El otro apenas se balanceó, y su túnica de cuero color rojo oscuro crujió cuando se inclinó hacia el frente para amortiguar el golpe. Cendra retrocedió sobre los talones, estremecida, y perdió el equilibrio como si se hubiera dado de bruces contra una puerta.
Forzando la sonrisa hasta el límite, Cuchillo volvió a colocar el puño bajo la barbilla de Cendra, oprimiendo con los nudillos el interior del hueco donde el cuello y la mandíbula se unen.
—He matado a mujeres por menos —indicó con ojillos centelleantes—. ¿Qué te hace sentir tan segura de que no te mataré?
La joven notaba las piernas como si fueran palillos de paja y percibía la presencia de la criatura sin nombre como un residuo grasiento sobre su piel. Su pecho temblaba por el agotamiento, y a pesar de haber corrido por la fortaleza a toda velocidad, se sentía tan helada como si hubiera permanecido totalmente inmóvil.

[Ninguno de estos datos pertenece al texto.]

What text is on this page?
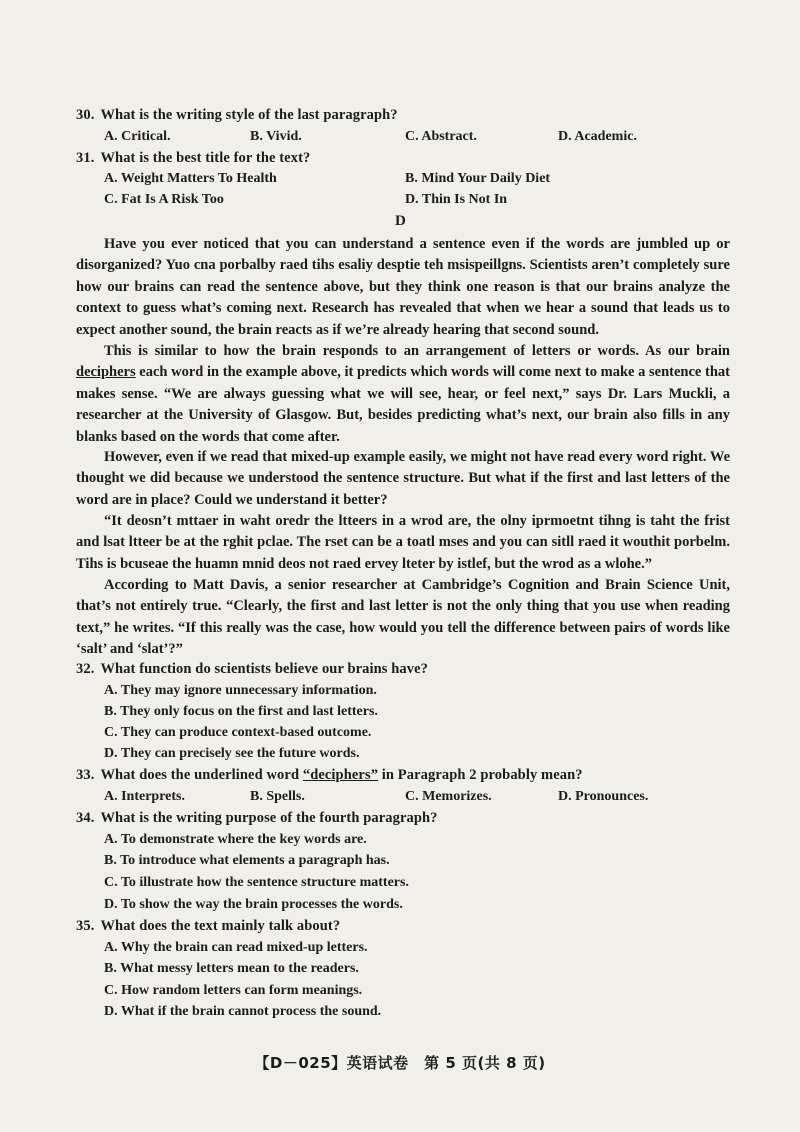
30. What is the writing style of the last paragraph?
A. Critical.	B. Vivid.	C. Abstract.	D. Academic.
31. What is the best title for the text?
A. Weight Matters To Health	B. Mind Your Daily Diet
C. Fat Is A Risk Too	D. Thin Is Not In
D

Have you ever noticed that you can understand a sentence even if the words are jumbled up or disorganized? Yuo cna porbalby raed tihs esaliy desptie teh msispeillgns. Scientists aren’t completely sure how our brains can read the sentence above, but they think one reason is that our brains analyze the context to guess what’s coming next. Research has revealed that when we hear a sound that leads us to expect another sound, the brain reacts as if we’re already hearing that second sound.

This is similar to how the brain responds to an arrangement of letters or words. As our brain deciphers each word in the example above, it predicts which words will come next to make a sentence that makes sense. “We are always guessing what we will see, hear, or feel next,” says Dr. Lars Muckli, a researcher at the University of Glasgow. But, besides predicting what’s next, our brain also fills in any blanks based on the words that come after.

However, even if we read that mixed-up example easily, we might not have read every word right. We thought we did because we understood the sentence structure. But what if the first and last letters of the word are in place? Could we understand it better?

“It deosn’t mttaer in waht oredr the ltteers in a wrod are, the olny iprmoetnt tihng is taht the frist and lsat ltteer be at the rghit pclae. The rset can be a toatl mses and you can sitll raed it wouthit porbelm. Tihs is bcuseae the huamn mnid deos not raed ervey lteter by istlef, but the wrod as a wlohe.”

According to Matt Davis, a senior researcher at Cambridge’s Cognition and Brain Science Unit, that’s not entirely true. “Clearly, the first and last letter is not the only thing that you use when reading text,” he writes. “If this really was the case, how would you tell the difference between pairs of words like ‘salt’ and ‘slat’?”

32. What function do scientists believe our brains have?
A. They may ignore unnecessary information.
B. They only focus on the first and last letters.
C. They can produce context-based outcome.
D. They can precisely see the future words.
33. What does the underlined word “deciphers” in Paragraph 2 probably mean?
A. Interprets.	B. Spells.	C. Memorizes.	D. Pronounces.
34. What is the writing purpose of the fourth paragraph?
A. To demonstrate where the key words are.
B. To introduce what elements a paragraph has.
C. To illustrate how the sentence structure matters.
D. To show the way the brain processes the words.
35. What does the text mainly talk about?
A. Why the brain can read mixed-up letters.
B. What messy letters mean to the readers.
C. How random letters can form meanings.
D. What if the brain cannot process the sound.
【D－025】英语试卷　第 5 页(共 8 页)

Levantó la cabeza para apartarla del puño del hombre y aspiró con fuerza.
—Iss te colocó para que me vigilaras, no para que me tocaras —dijo—. Ahora, apártate y déjame en paz, y tal vez, sólo tal vez, cuando sea de día, no le contaré lo fácil que resulta escabullirse a través de tu guardia.
Los ojos de Cuchillo se entrecerraron hasta convertirse en negras rendijas, y las láminas de carne de su rostro se agarrotaron. Miró a Cendra, le lanzó el aliento, y luego, cuando le pareció bien, se hizo a un lado para dejar que pasara.
La joven percibió malicia a su espalda por segunda vez aquella noche mientras ascendía los últimos tres peldaños y emprendía la corta caminata hasta su habitación. Marafice Ocelo la observó todo el tiempo.
—Empújame otra vez, Asarhia Lindero, y acabarás muerta —dijo cuando la muchacha alargó la mano hacia la puerta del dormitorio.
Cendra cerró los ojos a modo de refugio contra aquellas palabras. Las rodillas se le doblaban y tuvo que apoyarse en la puerta para no caer. A pesar de que no volvió la cabeza, sabía que el otro la había visto derrumbarse, y lo odió por ello.
Con todas las energías que pudo reunir, empujó la puerta. La hoja se abrió, y ella medio se tambaleó medio cayó hacia el interior del dormitorio; pero incluso aunque apenas podía tenerse en pie, lo primero que hizo fue tomar la silla del tocador y atrancar con ella la puerta. No era suficiente, y la joven recorrió con mirada frenética la habitación. Decidiéndose por el cofre de madera de cedro donde guardaba sus ropas, lo arrastró desde su cálido y seco puesto junto al brasero de carbón y lo colocó al lado de la silla. Hecho eso, tomó el taburete de tres patas y lo añadió a la pila. No satisfecha aún, se puso a trabajar con el tocador; lo empujó con los hombros y luego, pateando la madera, consiguió que se deslizara por el suelo. Trabajando despacio, de forma metódica, aturdida por el cansancio, fue amontonando cosas contra la puerta de madera fósil.